Keep quieter and carry a far bigger stick. Methodically and politely transfer, redeploy, and reduce troops from countries that have opposed our efforts of the past two years or whose populations simply profess no overt support for the United States. Seek real friends — the fewer the better — in Eastern Europe, on the Black Sea, or around the Gulf who want American troops as a reflection of genuine mutual security needs, appreciate the economic stimulus such bases provide, and quite simply like the United States.

Here at home, new thinking is encompassing immigration reform, as well. A country that cannot count its own illegal aliens — estimates range from 8-12 million — with a porous 2,000 mile border is not secure despite twelve carrier battle groups. We must accept that it is a cornerstone of Mexican foreign policy to export illegally each year a million of its own to the United States to avoid needed reform at home and to influence American domestic policy.

And if one wishes to find real anti-Americanism, there is no need to go to Brussels or Damascus. Simply peruse the Mexico City newspapers, read what Mr.
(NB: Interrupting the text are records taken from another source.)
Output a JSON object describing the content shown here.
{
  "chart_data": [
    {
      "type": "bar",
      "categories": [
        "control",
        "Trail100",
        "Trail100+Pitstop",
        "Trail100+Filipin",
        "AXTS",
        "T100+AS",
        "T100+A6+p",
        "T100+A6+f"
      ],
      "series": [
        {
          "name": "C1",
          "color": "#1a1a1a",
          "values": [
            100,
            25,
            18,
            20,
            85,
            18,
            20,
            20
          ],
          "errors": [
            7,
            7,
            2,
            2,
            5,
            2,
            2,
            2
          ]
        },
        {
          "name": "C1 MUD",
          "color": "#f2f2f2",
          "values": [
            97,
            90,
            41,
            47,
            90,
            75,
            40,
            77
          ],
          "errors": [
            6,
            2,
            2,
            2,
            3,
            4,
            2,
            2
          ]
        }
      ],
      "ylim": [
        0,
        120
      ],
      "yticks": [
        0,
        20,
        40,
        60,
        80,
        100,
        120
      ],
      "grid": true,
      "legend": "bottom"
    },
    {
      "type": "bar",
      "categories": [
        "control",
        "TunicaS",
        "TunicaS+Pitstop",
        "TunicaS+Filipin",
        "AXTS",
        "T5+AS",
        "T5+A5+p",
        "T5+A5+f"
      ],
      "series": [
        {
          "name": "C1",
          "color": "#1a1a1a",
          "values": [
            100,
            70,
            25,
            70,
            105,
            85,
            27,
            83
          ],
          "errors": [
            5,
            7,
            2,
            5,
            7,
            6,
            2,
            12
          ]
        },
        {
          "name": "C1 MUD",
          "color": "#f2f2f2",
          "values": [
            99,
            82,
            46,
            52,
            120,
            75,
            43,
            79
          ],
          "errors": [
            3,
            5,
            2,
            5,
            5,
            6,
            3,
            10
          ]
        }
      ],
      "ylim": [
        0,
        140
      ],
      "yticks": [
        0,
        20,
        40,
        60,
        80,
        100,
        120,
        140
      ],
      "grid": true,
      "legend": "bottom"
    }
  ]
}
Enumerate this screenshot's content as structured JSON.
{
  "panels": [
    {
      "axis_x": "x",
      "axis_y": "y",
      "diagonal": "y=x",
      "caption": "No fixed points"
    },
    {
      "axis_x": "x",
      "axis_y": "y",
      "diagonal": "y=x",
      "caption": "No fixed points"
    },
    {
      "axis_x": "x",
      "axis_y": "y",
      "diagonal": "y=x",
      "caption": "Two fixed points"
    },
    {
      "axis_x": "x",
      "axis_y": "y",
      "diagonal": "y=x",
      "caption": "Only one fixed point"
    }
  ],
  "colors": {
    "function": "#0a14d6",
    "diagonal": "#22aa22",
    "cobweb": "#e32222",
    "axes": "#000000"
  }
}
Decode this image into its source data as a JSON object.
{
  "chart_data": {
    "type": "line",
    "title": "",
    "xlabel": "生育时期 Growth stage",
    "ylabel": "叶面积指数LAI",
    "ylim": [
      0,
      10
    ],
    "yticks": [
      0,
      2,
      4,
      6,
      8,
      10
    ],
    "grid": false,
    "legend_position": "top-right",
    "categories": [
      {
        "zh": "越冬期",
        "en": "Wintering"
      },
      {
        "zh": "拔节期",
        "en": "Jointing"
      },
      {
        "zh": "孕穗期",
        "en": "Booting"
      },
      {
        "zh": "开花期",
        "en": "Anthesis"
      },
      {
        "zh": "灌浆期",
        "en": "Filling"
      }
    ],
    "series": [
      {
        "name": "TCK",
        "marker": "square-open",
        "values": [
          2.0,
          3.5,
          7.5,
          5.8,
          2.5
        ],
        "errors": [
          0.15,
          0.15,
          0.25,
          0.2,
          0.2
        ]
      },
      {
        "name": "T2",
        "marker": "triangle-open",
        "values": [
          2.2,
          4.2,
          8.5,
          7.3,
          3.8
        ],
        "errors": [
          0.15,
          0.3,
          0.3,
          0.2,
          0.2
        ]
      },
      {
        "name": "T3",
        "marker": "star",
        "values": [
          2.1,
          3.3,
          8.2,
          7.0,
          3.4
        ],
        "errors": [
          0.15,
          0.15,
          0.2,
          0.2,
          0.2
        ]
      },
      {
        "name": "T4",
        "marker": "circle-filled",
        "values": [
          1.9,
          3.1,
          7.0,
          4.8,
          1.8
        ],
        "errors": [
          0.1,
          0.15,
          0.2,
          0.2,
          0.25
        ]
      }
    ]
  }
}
Fox says to non-Americans, or listen carefully to la Raza (a blatantly racist term analogous to the old German concept of a pure Volk) dogma in the southwest. Papers in Mexico often mirror those in the Arab world — blaming the United States for Mexico City’s own failure to address self-created pathologies. If we truly wished to help Mexico and its people, then we would not be complicit in the present corrupt status quo by allowing its ruling families to export millions of potential dissidents and would-be reformers.
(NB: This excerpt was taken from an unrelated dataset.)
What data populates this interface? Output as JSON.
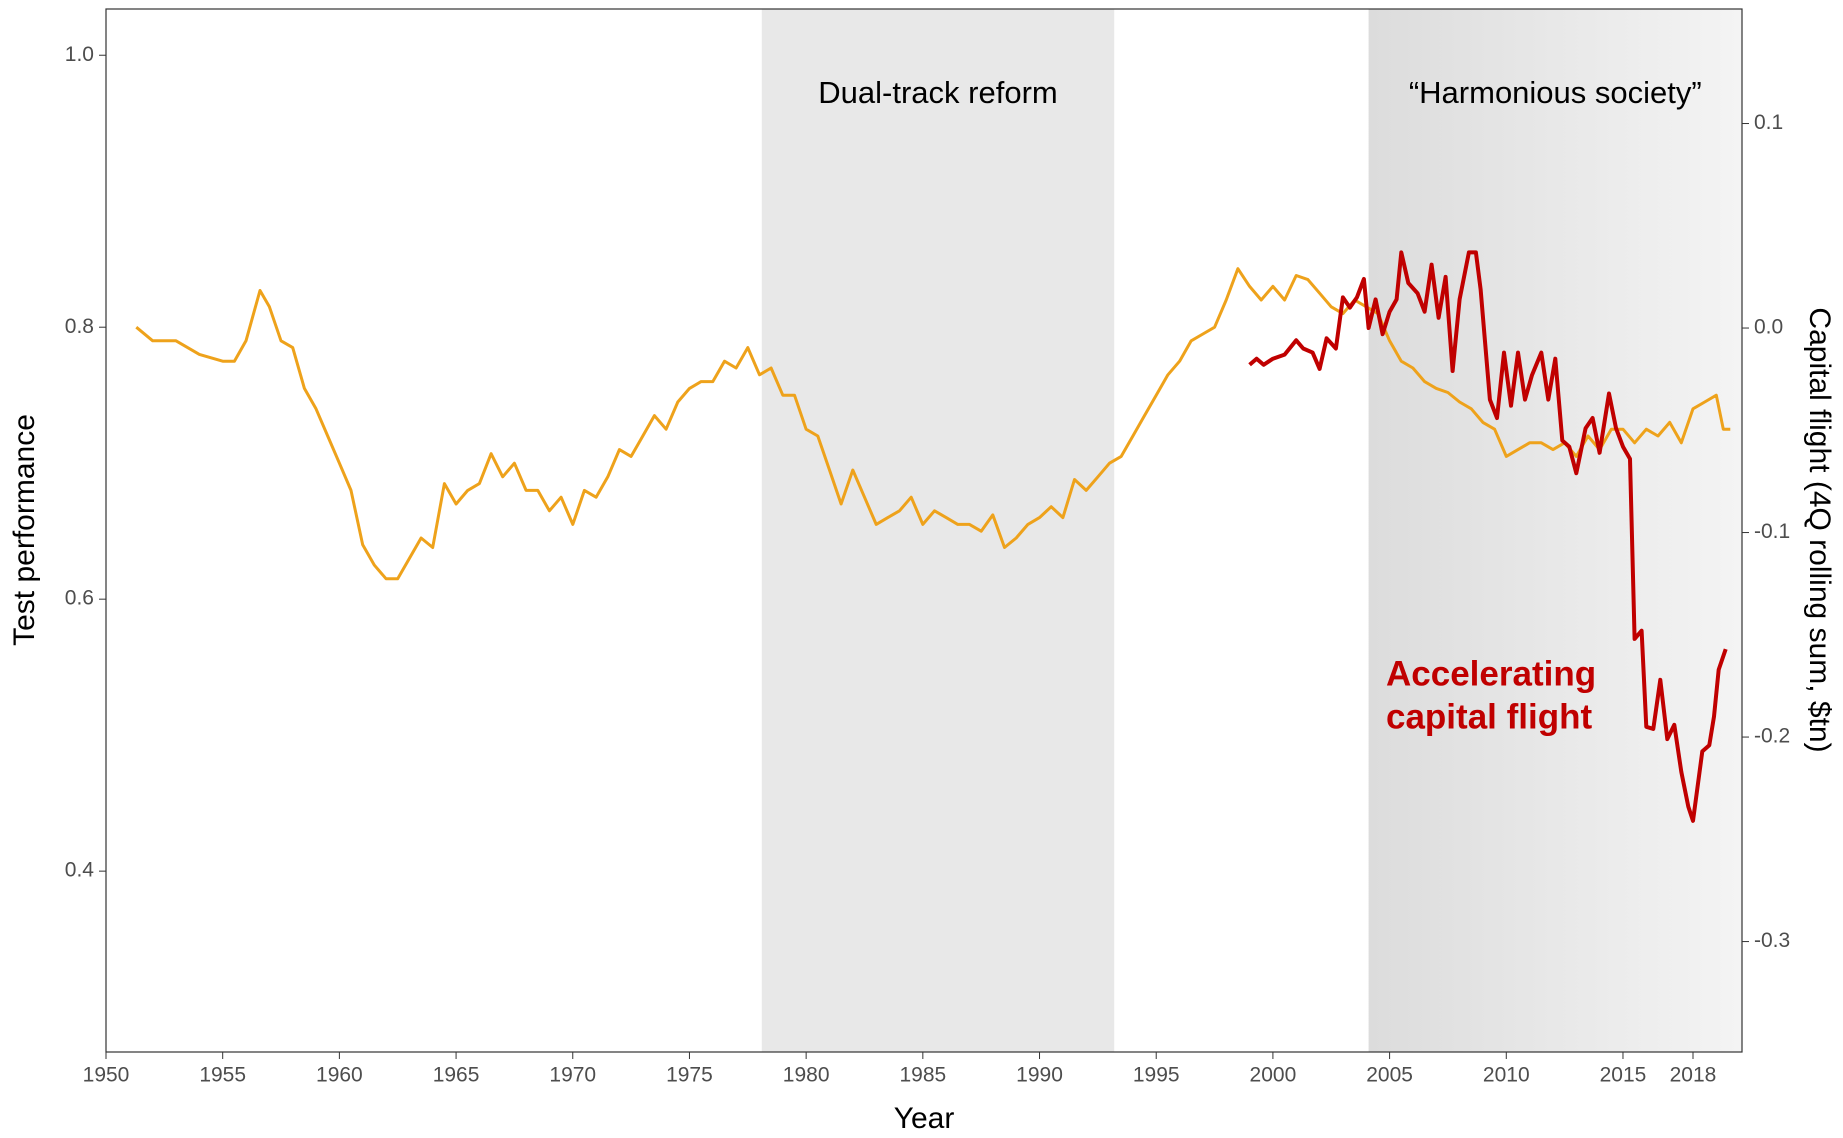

It is not a moral thing for either Mexico or us to barter in human capital, as we accept tens of thousands of poor economic refugees who work at menial jobs that we say we cannot do. Both the race industry on the left and the corporate right must accept that they are on the wrong side of history, and it is time to return to the sanity of measured, documented, and legal immigration — jettisoning the charade of consular IDs, billions lost in unfunded entitlements, and everything from driver’s licenses to in-state tuition discounts for those who are here illegally. Rwanda, the Balkans, and separatist Muslim communities in southern France should remind us all of the wages of ethnic separatism, chauvinism, illegal immigration, and the creation of a second-class citizenry relegated to menial work.

Thousands of influential Americans in Washington and New York, revolving in and out of government on a perpetual basis, at home, on the networks, and in newspapers, will resist all such reappraisals tooth and nail. It is not just that their foundations receive money from a variety of foreign and domestic special interests, or that they enjoy flying to Brussels, or being courted in Georgetown by diplomats — or liked being liked.

It is less dramatic than all that. Instead, a change to a new muscular autonomy for conventional policymakers simply represents an entire paradigm shift, an acceptance that their world has been turned upside down after September 11.

You see, their old way of doing business is now both old and in the way.